If you are saying that, at a location where g is 29, if a body weighs 1 pound (force), it’s mass is 1.11 pound mass, that is correct.

 

[jeff davis]

Thanks I understand that concept better now.

When we would refer to a "lb" needing to break something; would this pound be assuming the local acceleration due to gravity? (32.2 ft/sec^2)? Would this be the reason lbm and lbf are specified when needing to be technical?

I am also a bit curious now why Newtons law is F = M(a/gc). Why is that "gc" in there. Is it solely to relate the lbs two values?

thanks; the more i work thru it the more things become connected.
jeff

 

[Chestermiller]

Thanks I understand that concept better now.

When we would refer to a "lb" needing to break something; would this pound be assuming the local acceleration due to gravity? (32.2 ft/sec^2)? Would this be the reason lbm and lbf are specified when needing to be technical?

How much do you think the value of g where you are located differs from 32.2?
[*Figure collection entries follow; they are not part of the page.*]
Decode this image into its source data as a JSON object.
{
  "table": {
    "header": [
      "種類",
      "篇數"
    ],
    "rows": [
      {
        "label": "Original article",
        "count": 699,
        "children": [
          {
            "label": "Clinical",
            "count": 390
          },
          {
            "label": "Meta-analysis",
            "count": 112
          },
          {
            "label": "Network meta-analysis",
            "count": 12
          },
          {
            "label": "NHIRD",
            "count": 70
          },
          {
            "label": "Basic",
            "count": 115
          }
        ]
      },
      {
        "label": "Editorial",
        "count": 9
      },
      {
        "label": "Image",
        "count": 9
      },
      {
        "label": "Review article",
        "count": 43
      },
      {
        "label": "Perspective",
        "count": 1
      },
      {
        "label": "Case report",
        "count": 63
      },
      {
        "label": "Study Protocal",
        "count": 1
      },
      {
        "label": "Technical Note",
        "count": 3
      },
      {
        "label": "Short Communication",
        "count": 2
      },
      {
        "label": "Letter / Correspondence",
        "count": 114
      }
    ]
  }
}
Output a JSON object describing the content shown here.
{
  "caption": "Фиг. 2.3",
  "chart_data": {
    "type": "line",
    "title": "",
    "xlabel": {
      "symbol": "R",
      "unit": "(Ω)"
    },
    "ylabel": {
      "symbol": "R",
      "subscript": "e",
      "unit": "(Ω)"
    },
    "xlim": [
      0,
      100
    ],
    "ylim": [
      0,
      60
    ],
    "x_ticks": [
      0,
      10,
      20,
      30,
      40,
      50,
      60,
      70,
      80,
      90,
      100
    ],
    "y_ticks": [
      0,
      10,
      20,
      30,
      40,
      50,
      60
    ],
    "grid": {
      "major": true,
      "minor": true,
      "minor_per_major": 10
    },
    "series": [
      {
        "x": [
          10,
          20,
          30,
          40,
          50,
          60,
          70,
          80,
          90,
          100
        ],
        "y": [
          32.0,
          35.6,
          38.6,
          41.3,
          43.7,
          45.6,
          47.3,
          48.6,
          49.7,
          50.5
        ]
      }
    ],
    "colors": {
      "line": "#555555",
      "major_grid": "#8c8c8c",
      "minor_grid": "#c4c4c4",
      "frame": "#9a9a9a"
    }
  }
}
I am also a bit curious now why Newtons law is F = M(a/gc). Why is that "gc" in there. Is it solely to relate the lbs two values?

This is because the natural unit of mass for use in Newton's law to get F is pounds force is not the pound mass; it is the "slug", which is 32.2 $lb_m$. A force of 1 pound force causes a 1 lb mass to accelerate at 32.2 ft/s^2, but it causes a mass of 1 slug to accelerate at 1 ft/sec^2.

 

[jeff davis]

How much do you think the value of g where you are located differs from 32.2?

Probably very little; but is it just a blanket assumption?

How can someone sell a "calibrated" test weight with lbs as its unit? I suppose this is a misstatement and is actually a test mass?

 

[jeff davis]

This is because the natural unit of mass for use in Newton's law to get F is pounds force is not the pound mass; it is the "slug", which is 32.2 $lb_m$. A force of 1 pound force causes a 1 lb mass to accelerate at 32.2 ft/s^2, but it causes a mass of 1 slug to accelerate at 1 ft/sec^2.

ahh